RNAi-mediated silencing of ARV1 in Setaria digitata impairs in-vitro microfilariae release, embryogenesis and adult parasite viability

• Published in: Veterinary parasitology Vol. 284; p. 109189
• Main Authors: Wickramatunga, Palliya Guruge Thilini Sithara, Gunawardene, Yasanthi Illika Nilmini Silva, Wijesinghe, Kaveesha Jayani, Ellepola, Arjuna N.B., Dassanayake, Ranil Samantha
• Format: Journal Article
• Language: English
• Published: Netherlands Elsevier B.V 01.08.2020
• Subjects: Animals; ARV1; Helminth Proteins - genetics; Helminth Proteins - metabolism; Membrane Proteins - genetics; Membrane Proteins - metabolism; Microfilariae - genetics; Morphological deformities; RNA Interference; Setaria digitata; Setaria Nematode - embryology; Setaria Nematode - genetics; Setaria Nematode - physiology; ARV1; Morphological deformities; RNA interference; Setaria digitata
• ISSN: 0304-4017; 1873-2550
• DOI: 10.1016/j.vetpar.2020.109189

[Display omitted] •SD-ARV1 expression can be knocked down via siRNA microinjection.•SD-ARV1 knockout worms displayed motility and viability reduction.•siRNA treated adult female worms associated with reduced Mf and egg released.•SD-ARV1 knockdown resulted phenotypic deformities in intrauterine stages and Mf.•SD-ARV1 can be established as a possible, novel anthelmintic drug target.
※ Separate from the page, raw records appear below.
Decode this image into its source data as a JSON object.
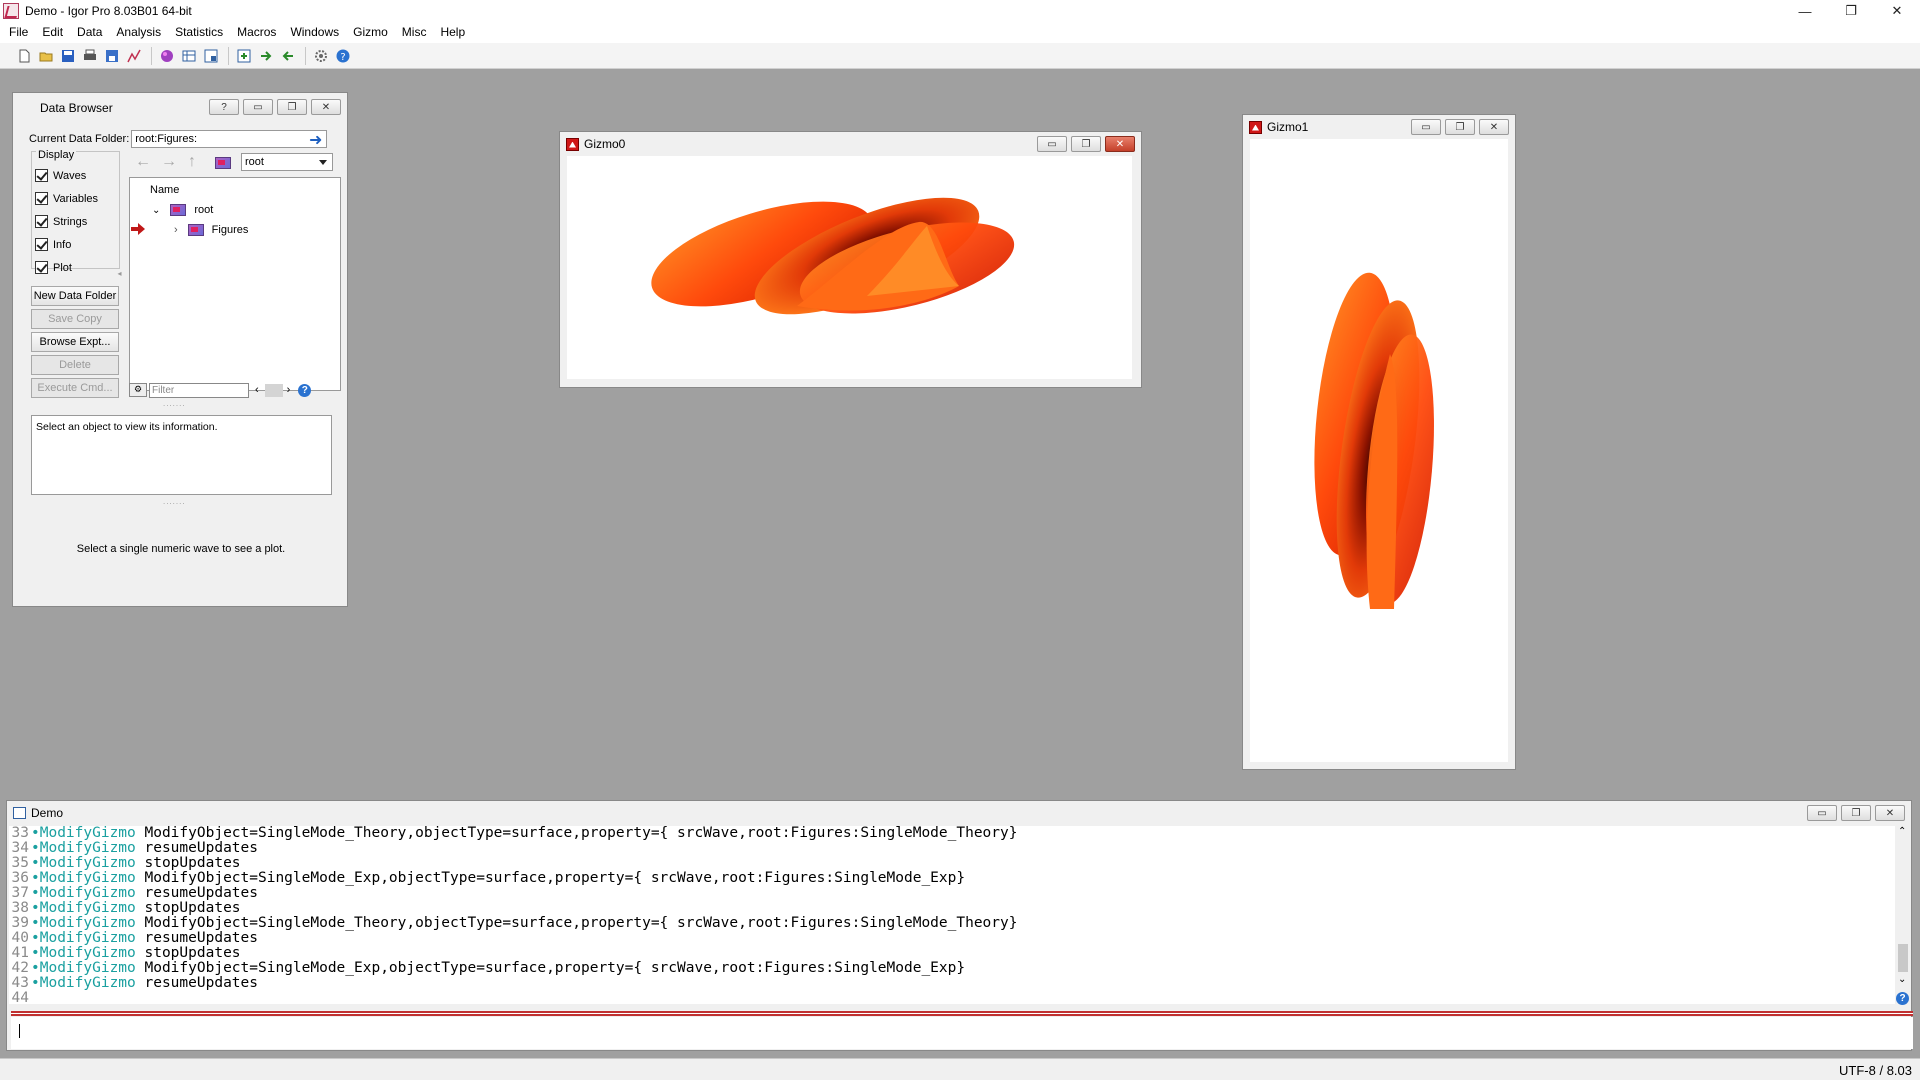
{
  "app": {
    "title": "Demo - Igor Pro 8.03B01 64-bit",
    "controls": [
      "—",
      "❐",
      "✕"
    ]
  },
  "menu": [
    "File",
    "Edit",
    "Data",
    "Analysis",
    "Statistics",
    "Macros",
    "Windows",
    "Gizmo",
    "Misc",
    "Help"
  ],
  "toolbar_icons": [
    "new-icon",
    "open-icon",
    "save-icon",
    "print-icon",
    "save-copy-icon",
    "graph-icon",
    "gizmo-icon",
    "table-icon",
    "layout-icon",
    "load-icon",
    "export-icon",
    "import-icon",
    "settings-icon",
    "help-icon"
  ],
  "data_browser": {
    "title": "Data Browser",
    "ctrl_help": "?",
    "current_folder_label": "Current Data Folder:",
    "current_folder": "root:Figures:",
    "display_label": "Display",
    "checkboxes": [
      "Waves",
      "Variables",
      "Strings",
      "Info",
      "Plot"
    ],
    "buttons": [
      "New Data Folder",
      "Save Copy",
      "Browse Expt...",
      "Delete",
      "Execute Cmd..."
    ],
    "folder_select": "root",
    "name_header": "Name",
    "tree": [
      "root",
      "Figures"
    ],
    "filter_placeholder": "Filter",
    "info_text": "Select an object to view its information.",
    "plot_text": "Select a single numeric wave to see a plot."
  },
  "gizmo0": {
    "title": "Gizmo0"
  },
  "gizmo1": {
    "title": "Gizmo1"
  },
  "command_window": {
    "title": "Demo",
    "lines": [
      {
        "n": "33",
        "kw": "•ModifyGizmo",
        "rest": " ModifyObject=SingleMode_Theory,objectType=surface,property={ srcWave,root:Figures:SingleMode_Theory}"
      },
      {
        "n": "34",
        "kw": "•ModifyGizmo",
        "rest": " resumeUpdates"
      },
      {
        "n": "35",
        "kw": "•ModifyGizmo",
        "rest": " stopUpdates"
      },
      {
        "n": "36",
        "kw": "•ModifyGizmo",
        "rest": " ModifyObject=SingleMode_Exp,objectType=surface,property={ srcWave,root:Figures:SingleMode_Exp}"
      },
      {
        "n": "37",
        "kw": "•ModifyGizmo",
        "rest": " resumeUpdates"
      },
      {
        "n": "38",
        "kw": "•ModifyGizmo",
        "rest": " stopUpdates"
      },
      {
        "n": "39",
        "kw": "•ModifyGizmo",
        "rest": " ModifyObject=SingleMode_Theory,objectType=surface,property={ srcWave,root:Figures:SingleMode_Theory}"
      },
      {
        "n": "40",
        "kw": "•ModifyGizmo",
        "rest": " resumeUpdates"
      },
      {
        "n": "41",
        "kw": "•ModifyGizmo",
        "rest": " stopUpdates"
      },
      {
        "n": "42",
        "kw": "•ModifyGizmo",
        "rest": " ModifyObject=SingleMode_Exp,objectType=surface,property={ srcWave,root:Figures:SingleMode_Exp}"
      },
      {
        "n": "43",
        "kw": "•ModifyGizmo",
        "rest": " resumeUpdates"
      },
      {
        "n": "44",
        "kw": "",
        "rest": ""
      }
    ]
  },
  "status": {
    "encoding": "UTF-8 / 8.03"
  },
  "colors": {
    "accent": "#1d5fc0",
    "surface_hot": "#ff3a0a",
    "surface_dark": "#3a0500",
    "command_keyword": "#1aa0a0",
    "divider": "#c03030"
  }
}
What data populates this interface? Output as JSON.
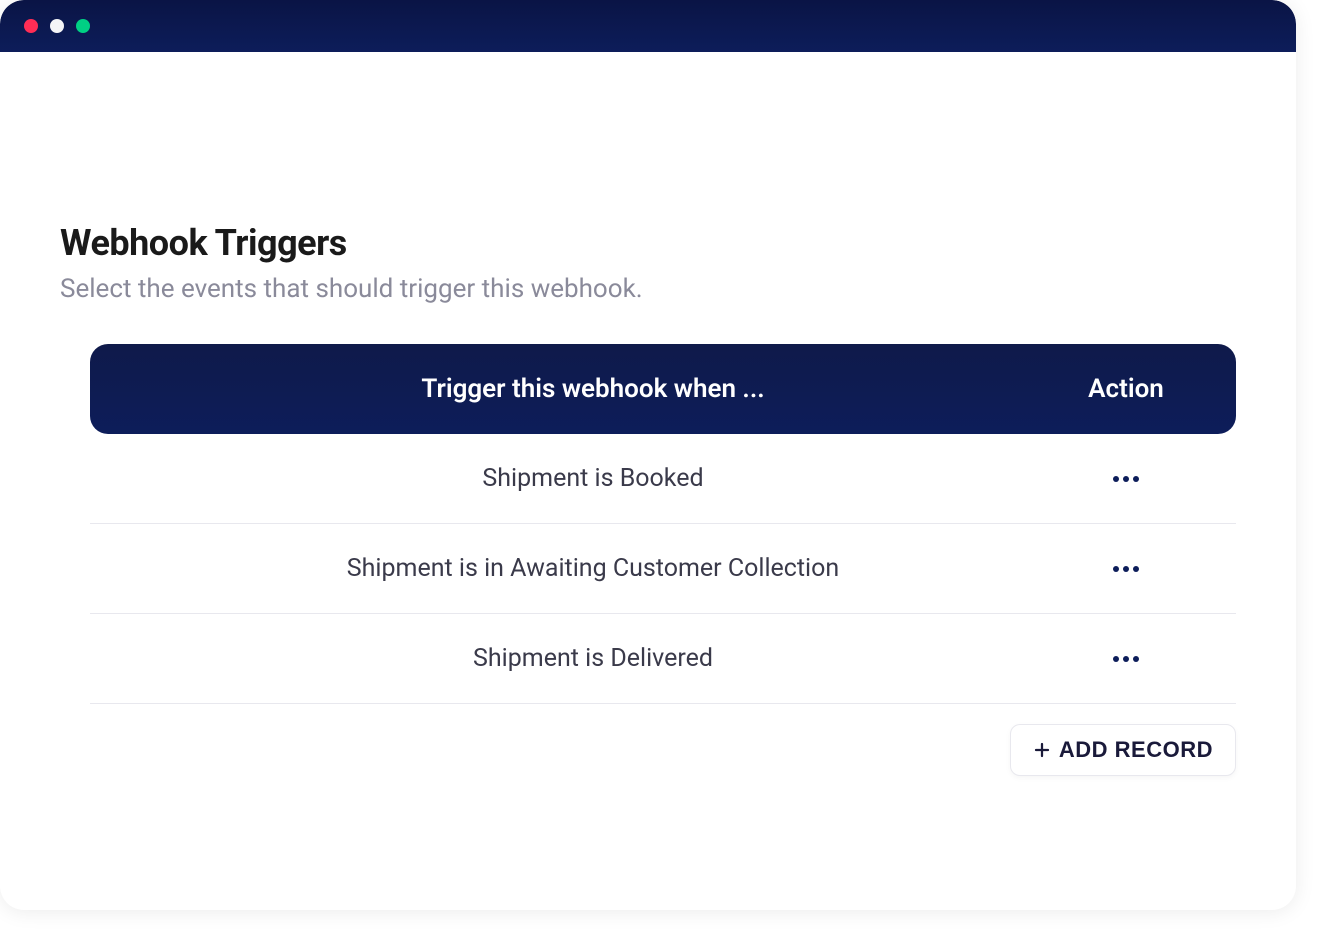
{
  "header": {
    "title": "Webhook Triggers",
    "subtitle": "Select the events that should trigger this webhook."
  },
  "table": {
    "columns": {
      "trigger": "Trigger this webhook when ...",
      "action": "Action"
    },
    "rows": [
      {
        "trigger": "Shipment is Booked"
      },
      {
        "trigger": "Shipment is in Awaiting Customer Collection"
      },
      {
        "trigger": "Shipment is Delivered"
      }
    ]
  },
  "actions": {
    "add_record": "ADD RECORD"
  },
  "colors": {
    "header_bg": "#0d1d5a",
    "subtitle": "#8a8a9a",
    "row_text": "#3a3a4a"
  }
}
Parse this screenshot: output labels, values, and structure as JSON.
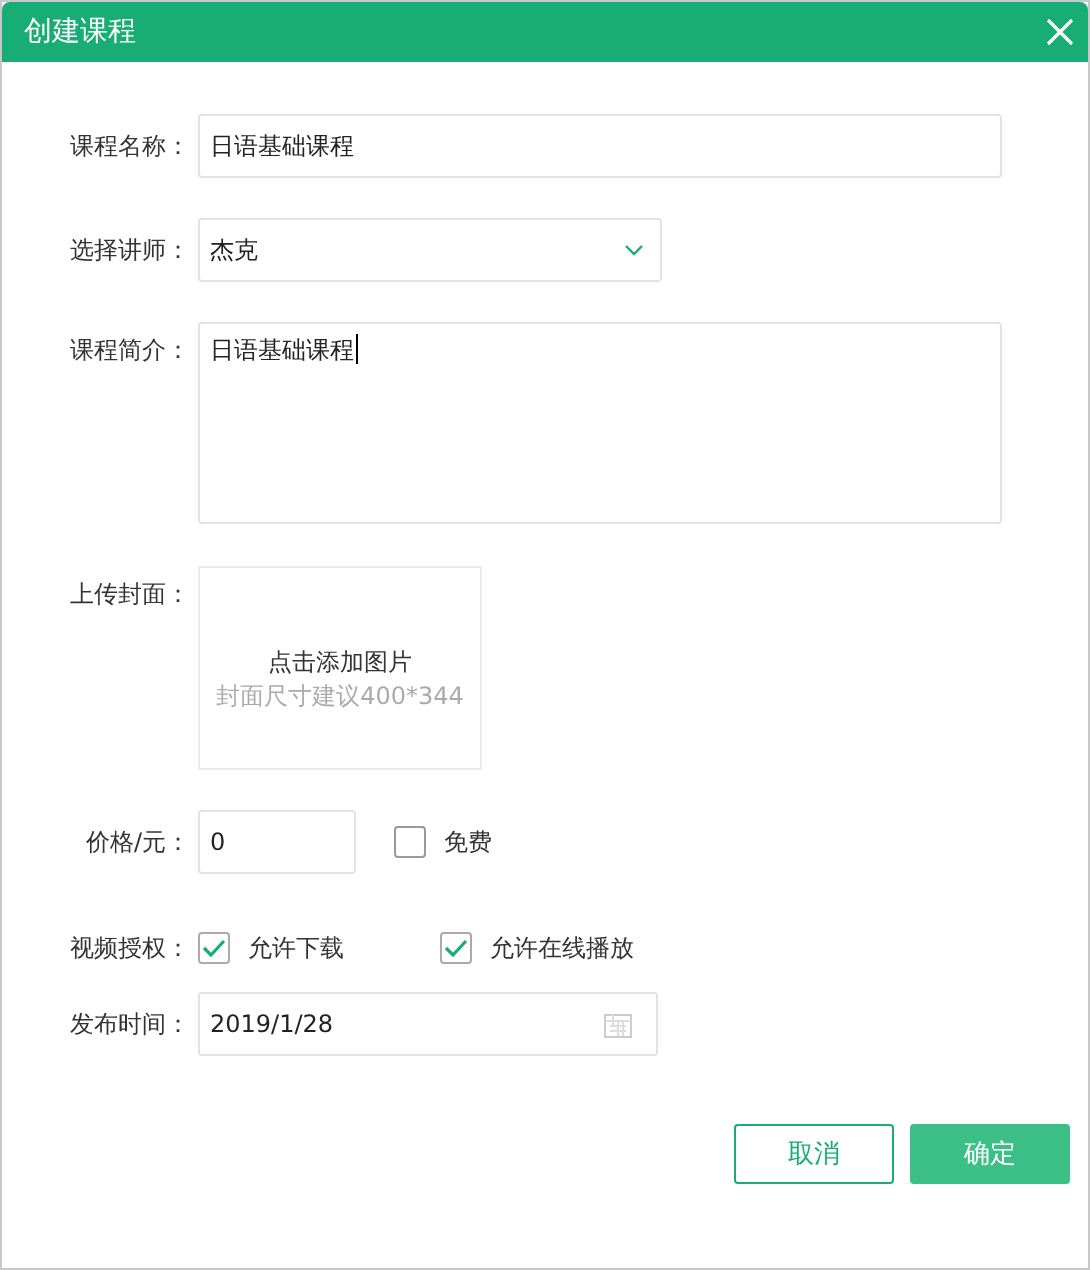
{
  "window": {
    "title": "创建课程"
  },
  "course_name": {
    "label": "课程名称：",
    "value": "日语基础课程"
  },
  "teacher": {
    "label": "选择讲师：",
    "value": "杰克"
  },
  "intro": {
    "label": "课程简介：",
    "value": "日语基础课程"
  },
  "cover": {
    "label": "上传封面：",
    "action": "点击添加图片",
    "hint": "封面尺寸建议400*344"
  },
  "price": {
    "label": "价格/元：",
    "value": "0",
    "free": {
      "label": "免费",
      "checked": false
    }
  },
  "license": {
    "label": "视频授权：",
    "options": [
      {
        "label": "允许下载",
        "checked": true
      },
      {
        "label": "允许在线播放",
        "checked": true
      }
    ]
  },
  "publish": {
    "label": "发布时间：",
    "value": "2019/1/28"
  },
  "buttons": [
    {
      "label": "取消",
      "kind": "secondary"
    },
    {
      "label": "确定",
      "kind": "primary"
    }
  ]
}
Setaria digitata is a nematode that resides in the peritoneal cavity of ruminants causing cerebrospinal nematodiasis disease affecting livestock and inflicting significant economic forfeitures in Asia. Further, this nematode can infect humans, causing abscesses, allergic reactions, enlarged lymph nodes, eye lesions and inflammation of the lungs. The ‘ARE2 required for viability1’ (ARV1) encodes for putative lipid transporter localized in the endoplasmic reticulum (ER) and Golgi complex membrane in humans and yeast. In the present study, the functional role of S. digitata ARV1 (SD-ARV1) was investigated using RNA interference (RNAi) reverse genetic tool. The targeted silencing SD-ARV1 transcripts by siRNA mediated RNAi resulted in a dramatic reduction of SD-ARV1 gene and protein expressions in S. digitata, which in turn modulated the parasitic motility, its production of eggs and microfilaria viability. Further, the same silencing caused severe phenotypic deformities such as distortion of eggs and embryonic development arrest in the intrauterine stages of adult female S. digitata. These results suggest that SD-ARV1 plays a pivotal role in worm embryogenesis, adult parasite motility and microfilariae viability. Finally, the ubiquitous presence of ARV1 in human filarial nematodes, its crucial functional roles in nematode biology and its remarkable diversity in primary protein structure compared to homologues in their hosts warrants further investigations to ascertain its candidacy in anthelmintic drug development.